Critic's Notebook: Melania Trump's Campaign Speech Goes From Vapid to Unintentionally Hilarious

Melania Trump Speech 3 - Screenshot - H - 2016

In her first campaign speech since the convention, the aspiring first lady urged voters to "treat each other with respect and kindness," as the nation burst into hysterical laughter.

A mere five days before the election, Melania Trump emerged from hiding to deliver her first campaign speech since the Republican National Convention. Considering how well that one went, it's not surprising she waited this long.

This speech, at least, seemed to be wholly original, although you wouldn't have been surprised if she had begun by saying, "Four score and seven years ago." On the other hand, it was so vapidly platitudinous and basic that if her speechwriters were cribbing from anyone, it was Dr. Seuss.

The aspiring first lady spoke in Berwyn, Pa., a Philadelphia suburb, and to say that she seemed out of place is an understatement. This is not exactly a woman who shops at Wal-Mart and enjoys breakfast at IHOP. But the town is in Pennsylvania, a state her husband desperately needs to win. The only other states whose names she managed to drop were Ohio and North Carolina. Any guesses why?

Melania took the stage to the strains of "Aquarius," an appropriate choice since the event felt more like a love-in than a political speech. Indeed, she spoke so often of "love" that it made you think she had taken a hit of Ecstasy before going on.

She began by saying it had been 500 days since her husband announced his candidacy (hasn't the time just flown by?) after descending on the magical escalator in Trump Tower.

"This is not an ordinary campaign. It is a movement!" she declared, and there are plenty of voters who would be happy to inform her exactly what kind of movement it most closely resembles. "He will make a fantastic president!" 

She blissfully referred to her "partnership" with her husband, although disappointingly failed to provide the details of their prenup. Talking about her childhood in Slovenia surrounded by "beautiful rivers and forests" — you could imagine woodland animals serenading her with Disney tunes — she said that as a young girl she dreamed of going to America.

"America meant that if you could dream it, you could become it," she told the cheering crowd, which is certainly true if your dream is marrying a billionaire and living in a golden palace.

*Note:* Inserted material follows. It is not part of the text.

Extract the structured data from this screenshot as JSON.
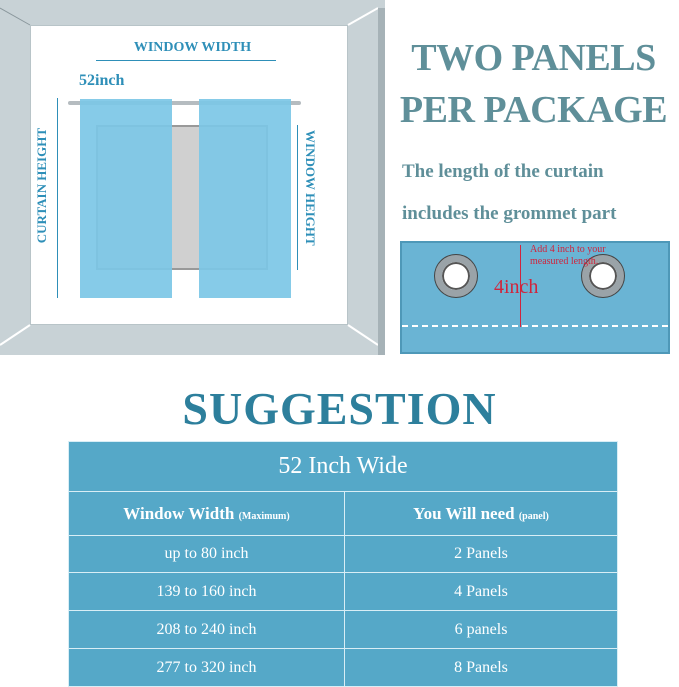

Discussing the blood, sweat and tears of being a highly paid fashion model in Paris, Melania described herself as a "young entrepreneur." She proudly referred to becoming an American citizen in 2006, a year after she married Trump. So at least now we know the best path to citizenship.

She said about her husband, "He certainly knows how to shake things up," which is appropriate if the definition of "shaking things up" includes destroying the fabric of American society.

She finally got around to disclosing her plans should she become first lady, which have something to do with being "an advocate for women and children." She promised to provide them with a "beautiful life" so they can "drink freely of love," which, considering her Eastern European accent, had a distinctly vampirish vibe.

The proceedings became truly surreal when she informed the crowd that social media "can have a bad side" (really, Melania, you think?) and that "our culture has gotten too mean and too rough." It made you wonder if she actually knows who she's married to. She added that she would "work hard to improve everyday life for women." (Just a suggestion, Melania, but the best way to start would be by keeping them far away from your husband.)

Delivering the absurdly ironic sound bite that will have comedy writers working overtime the next few days — you can be sure that Laura Benanti will be reprising her impression for Stephen Colbert — Melania declared, "We must treat each other with respect and kindness, even when we disagree."

That is, she forgot to add, unless Donald gets elected.